8 Name: Secret Admirer : 2008-06-15 16:42 ID:Sspefl9N

>>6
He sounds instable and unreliable. Seriously, first of all, why does it have to be you who has to make the sacrifice? 6 months to a year?? He's already calling the shots and trapping you into a contract, not a relationship. Sure you can go now. IF HE PAYS fumes. Second of all, what right does he have to pressure you like this? If his love was really that great, then couldn't he wait for you? I would rather spend time feeling heartbroken for a few weeks or so, rather than throwing my next 6 months of my time in the hands of someone I've never met irl. He is being unreasonable and selfish.

9 Name: Secret Admirer : 2008-06-16 06:50 ID:491nlBzd

>>8 is completely right. Ever hear the saying true love is patient? I know of a girl who met a guy online and just like you, SHE went to see him. She ended up getting pregnant and hes turning up to be a complete deadbeat who doesn't want to get a job.

Now I don't believe in online relationships, maybe only in the case if it was local. And your story reaffirms what I feel. This is going to get long, but bare with me please.

I feel OP that since you've never had a relationship before you desperately want this to work. I understand how that feels! But you've got to see through this guy's bullsh*t! He's already saying he wants to pull you away from your life.... when in truth a relationship should add to your life, not just him or everyone else. Also he's giving you an ultimatum. That isn't fair at all, why won't he come to see you?

And as much time you've chatted and talked on the phone, YOU DON'T KNOW HIM. His true colors are already showing and being alone in a different country with him does not sound smart. If he was a real man, he would be saving to see you. Cut him off.

10 Name: OP : 2008-06-16 12:33 ID:2O5YL0tB

Okay, this is OP again :( Newest update is that one day after we said goodbye "forever," he called me up again and said he realized he couldn't be without me, even if it's painful. He said he wants to try to make it work, and I don't have to think about the future, just the trip is enough.

So I don't know.

Those of you who think I'm being dicked around, I know that's what it sounds like! ...At the same time, I still really really want to go though. Am I being stupid?

>>9, you hit on all my fears exactly...I do desperately want this, because it feels like my first real taste of love after all the BS I've been through, just from casual dating RL.

I think he won't come see me because he wants to take care of me and provide for me while I'm there, which is kind of the nature of our relationship...he can't do that if I'm hosting.

11 Name: Secret Admirer : 2008-06-19 12:35 ID:Sspefl9N

>>10
No, no, no. Providing and taking care of you is all well and good, if he was your boyfriend, or someone you could at least trust. By accepting his apparent "hospitality", you're putting yourself in debt to a complete stranger. I'm sorry to say, but it's true, you've never met the guy in real life. It's just gonna be hard for you to break out of the relationship if it doesn't turn out (and possibly tricky for him). As I said before, if you go over there, and even START to depend on him, then you're putting yourself in a very vulnerable situation. You don't have any relatives or support networks over there for you to fall back on, so you're pretty much in his hands.
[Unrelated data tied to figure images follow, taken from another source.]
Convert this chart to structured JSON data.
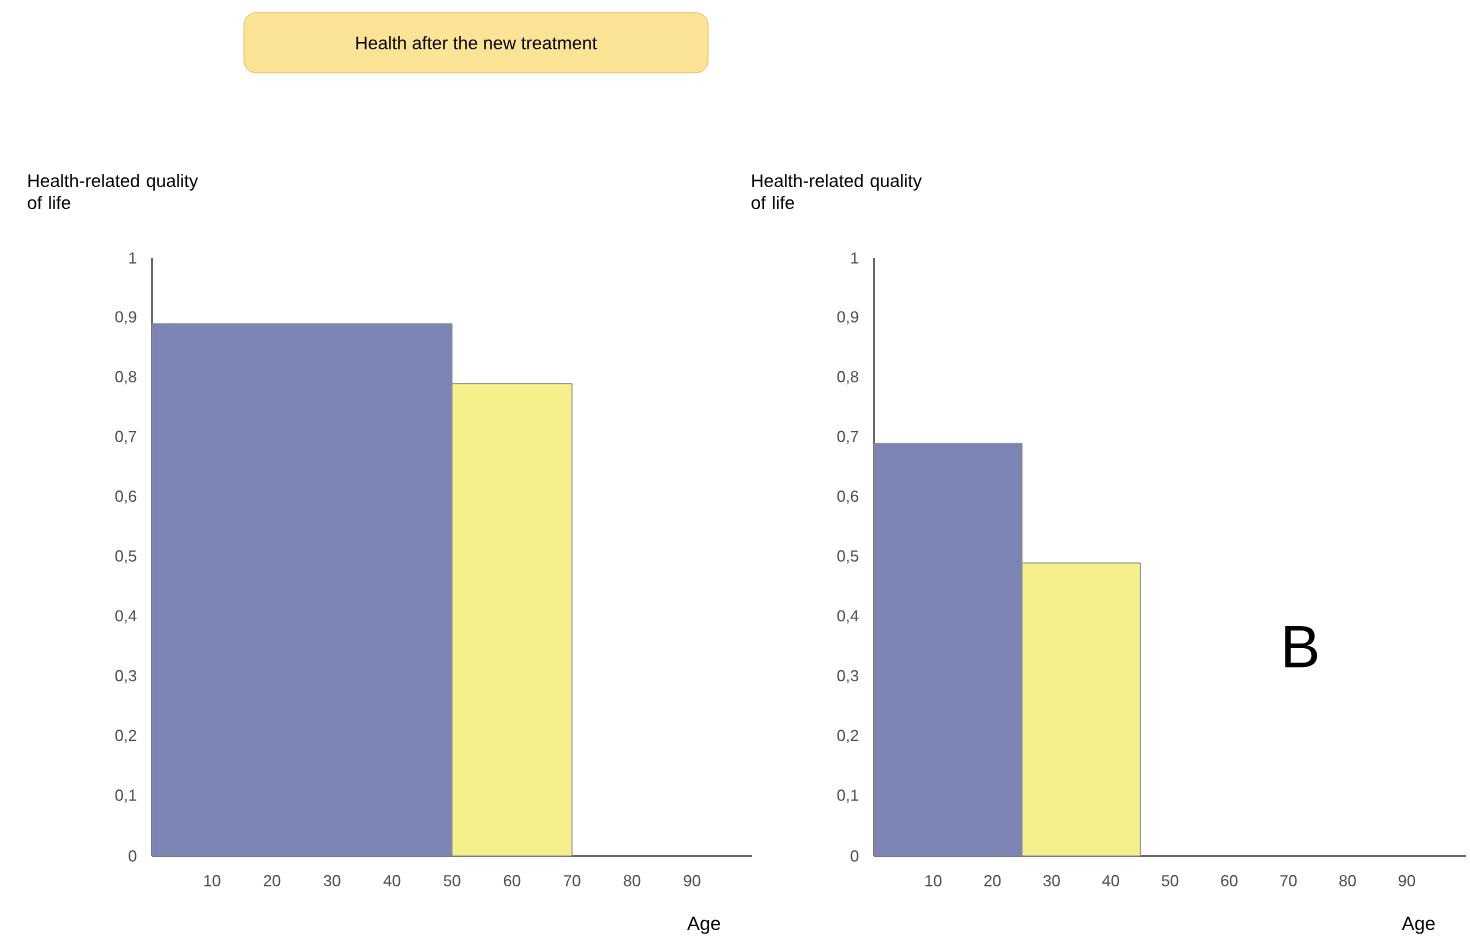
{
  "chart_data": [
    {
      "type": "histogram",
      "title": "Health after the new treatment",
      "ylabel": "Health-related quality of life",
      "xlabel": "Age",
      "bins": [
        0,
        50,
        70
      ],
      "values": [
        0.89,
        0.79
      ],
      "colors": [
        "#7b84b4",
        "#f5ef8c"
      ],
      "xlim": [
        0,
        100
      ],
      "xticks": [
        10,
        20,
        30,
        40,
        50,
        60,
        70,
        80,
        90
      ],
      "ylim": [
        0,
        1
      ],
      "yticks": [
        0,
        {
          "value": 0.1,
          "label": "0,1"
        },
        {
          "value": 0.2,
          "label": "0,2"
        },
        {
          "value": 0.3,
          "label": "0,3"
        },
        {
          "value": 0.4,
          "label": "0,4"
        },
        {
          "value": 0.5,
          "label": "0,5"
        },
        {
          "value": 0.6,
          "label": "0,6"
        },
        {
          "value": 0.7,
          "label": "0,7"
        },
        {
          "value": 0.8,
          "label": "0,8"
        },
        {
          "value": 0.9,
          "label": "0,9"
        },
        1
      ]
    },
    {
      "type": "histogram",
      "ylabel": "Health-related quality of life",
      "xlabel": "Age",
      "annotations": [
        "B"
      ],
      "bins": [
        0,
        25,
        45
      ],
      "values": [
        0.69,
        0.49
      ],
      "colors": [
        "#7b84b4",
        "#f5ef8c"
      ],
      "xlim": [
        0,
        100
      ],
      "xticks": [
        10,
        20,
        30,
        40,
        50,
        60,
        70,
        80,
        90
      ],
      "ylim": [
        0,
        1
      ],
      "yticks": [
        0,
        {
          "value": 0.1,
          "label": "0,1"
        },
        {
          "value": 0.2,
          "label": "0,2"
        },
        {
          "value": 0.3,
          "label": "0,3"
        },
        {
          "value": 0.4,
          "label": "0,4"
        },
        {
          "value": 0.5,
          "label": "0,5"
        },
        {
          "value": 0.6,
          "label": "0,6"
        },
        {
          "value": 0.7,
          "label": "0,7"
        },
        {
          "value": 0.8,
          "label": "0,8"
        },
        {
          "value": 0.9,
          "label": "0,9"
        },
        1
      ]
    }
  ]
}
12 Name: Secret Admirer : 2008-06-30 14:34 ID:CTt0btQh

if he's already giving ultimatums and being so serious and dramatic, there is a high likelihood that he is possessive and potentially emotionally and/or physically abusive. don't put yourself under the power of someone you barely know.

if you MUST see him, let him visit you, or meet him in a neutral location, and don't go alone.

13 Name: Secret Admirer : 2008-06-30 20:36 ID:Heaven

>>12
I think you're seeing a bit far there. No need to be that overanalytic, seriously. Guys might be desperate for love sometimes without being complete psychos.

That said, I believe that the best would be that he visits. And if he saved money, why couldn't he be providing even if you're hosting?